The Instructional Design Center (IDC) houses a full-service video production studio. Products include lecture videos, instructor course introductions, interviews, role-playing and scenario-based videos, overhead camera demonstrations, and more. View examples of our work below.
Lightboard Lecture Video
Overhead Camera Demonstration Video
Planning a Studio Project
Are you planning a studio project? Before scheduling a recording session or setting foot in front of a camera, prepare for your media project by doing the following:
Determine Goals and Needs
Determine the goals of your project. What are the outcomes?
- Are you informing?
- Are you explaining?
- Are you trying to motivate students?
- Are you demonstrating a technique that students will replicate?
Is video necessary, or could a different approach be more effective? Ensure that your outcomes work well with the video delivery mode.
Discuss the Project with Experts
Once you have determined your project goals and feel that video is a good medium to reach them, meet with your instructional designer or the media producer. He/she will listen to your goals, present potential barriers and possibilities, and answer questions you have about the project. In some instances, he/she can also expedite creation of project materials.
Write the Script
Draft a script for your video project, using the following tips:
- Say what is needed in a concise, targeted way.
- Speak to the audience at an appropriate level—not so elementary that the content sounds childish and not so advanced that no one will understand you.
- To maintain interest, limit your video to no more than 7 minutes. How can you determine video length from words in a script? The average speech rate for presentations is 100 to 150 words per minute, so a 5-minute lecture is usually about 500 to 625 words in length. If your final script is more than 1000 words, you likely have editing to do!
- References to dates and times, textbook editions, page numbers, and specific assignments can dramatically limit a video’s shelf life. Steer clear of these details so that you may use your video over several terms rather than just one.
- Ask your instructional designer or media producer to review your script draft. He/she often has editing experience that will help locate areas of text that are unnecessarily complicated or not well organized.
- Read your final script aloud several times to look for terms or words you might trip over. If you find such words or phrases, look for other ways to state the same idea more smoothly.

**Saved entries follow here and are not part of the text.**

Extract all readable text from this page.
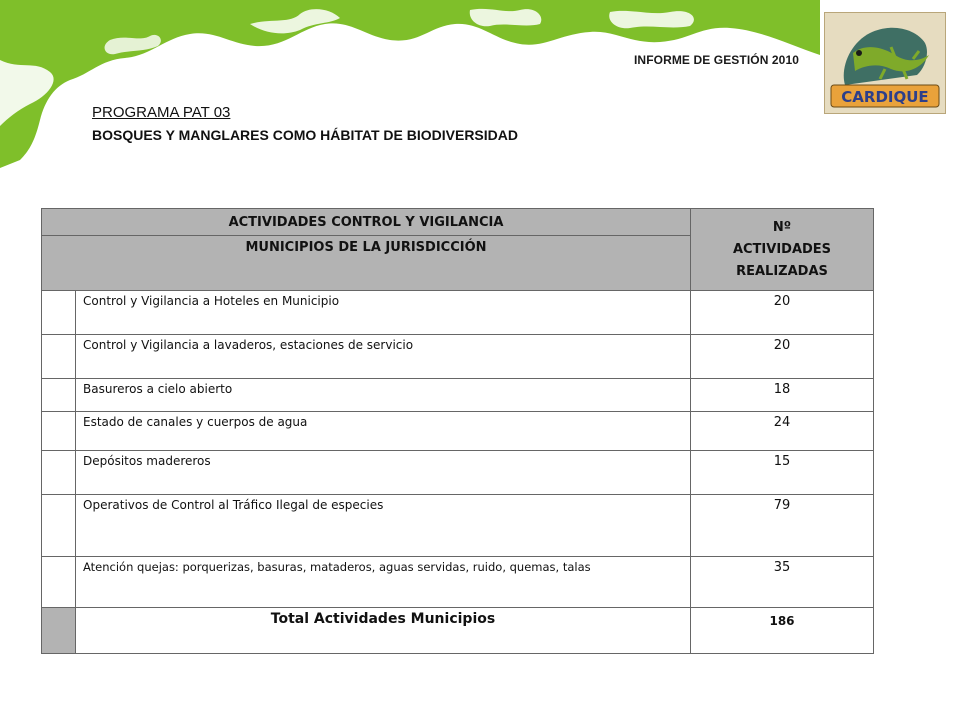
INFORME DE GESTIÓN 2010
CARDIQUE
PROGRAMA PAT 03
BOSQUES Y MANGLARES COMO HÁBITAT DE BIODIVERSIDAD
ACTIVIDADES CONTROL Y VIGILANCIA		Nº
ACTIVIDADES
REALIZADAS

MUNICIPIOS DE LA JURISDICCIÓN		
	Control y Vigilancia a Hoteles en Municipio	20
	Control y Vigilancia a lavaderos, estaciones de servicio	20
	Basureros a cielo abierto	18
	Estado de canales y cuerpos de agua	24
	Depósitos madereros	15
	Operativos de Control al Tráfico Ilegal de especies	79
	Atención quejas: porquerizas, basuras, mataderos, aguas servidas, ruido, quemas, talas	35
	Total Actividades Municipios	186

Determine and Locate Supporting Materials
Work with your instructional designer or media producer to develop supporting materials for the video. As with the initial planning, consider the goals of the project to determine what really benefits students’ learning and what might be eye candy or overkill. Supporting materials might include PowerPoint slides, video clips, or images. These materials must be of sufficient quality to incorporate into high-definition video; your instructional designer or media producer can help you determine requirements in this area. Keep in mind that although fair use and the TEACH Act offer significant liberty in third-party material usage, restrictions exist. You may use
- Graphics owned by you personally (e.g., personal photographs or drawings)
- Graphics, videos, or audio you have properly licensed from a stock library (e.g., an image for which you have purchased a license from Shutterstock)
- Graphics, videos, or audio you have received written permission from the copyright holder to use (e.g., a lecture that a colleague has recorded at a conference and provided documentation that you may use)
- Graphics, videos, or audio that are in accordance with fair use or the TEACH Act
Schedule Your Recording
Schedule a studio recording date and time through your instructional designer. The recording studio is typically available within 2 weeks of request, but post-production (editing and finessing the raw footage into the final video) often takes a tremendous amount of time, particularly if supporting materials are to be used. Thus, we recommend scheduling your recording sooner rather than later.
You will read the script from a teleprompter during recording, so send your instructional designer or media producer the final draft of your script at least 48 hours before the scheduled shoot. The script must be in either .doc, .docx, .rtf, or .txt file format. Avoid bullet points, columns, tables, and images in your submitted script. The teleprompter cannot display these accurately.
You will find EKU Online’s Instructional Design Center in Commonwealth Hall, 4374 Kit Carson Drive, Richmond, Kentucky, on EKU’s main campus. The video studio is on the 19th floor, Room 1901, on the south side of the building. EKU’s parking office is conveniently located on Commonwealth’s second floor and can provide a temporary parking pass to the upper Employee Lot during the spring or fall semester or the resident/commuter lots surrounding Commonwealth during the summer.
Solid colors are always best for video recording. Avoid tight patterns like pinstripes, plaids, and tweeds as well as metallic or shiny fabrics. If your recording includes green screen, do not wear any type of green clothing; otherwise, you will blend into the background. Your instructional designer or media producer can provide more advice, if needed.
Vocal work takes a toll, even if you are speaking for just a few minutes. Bring a bottle of room-temperature water to keep the vocal cords working well.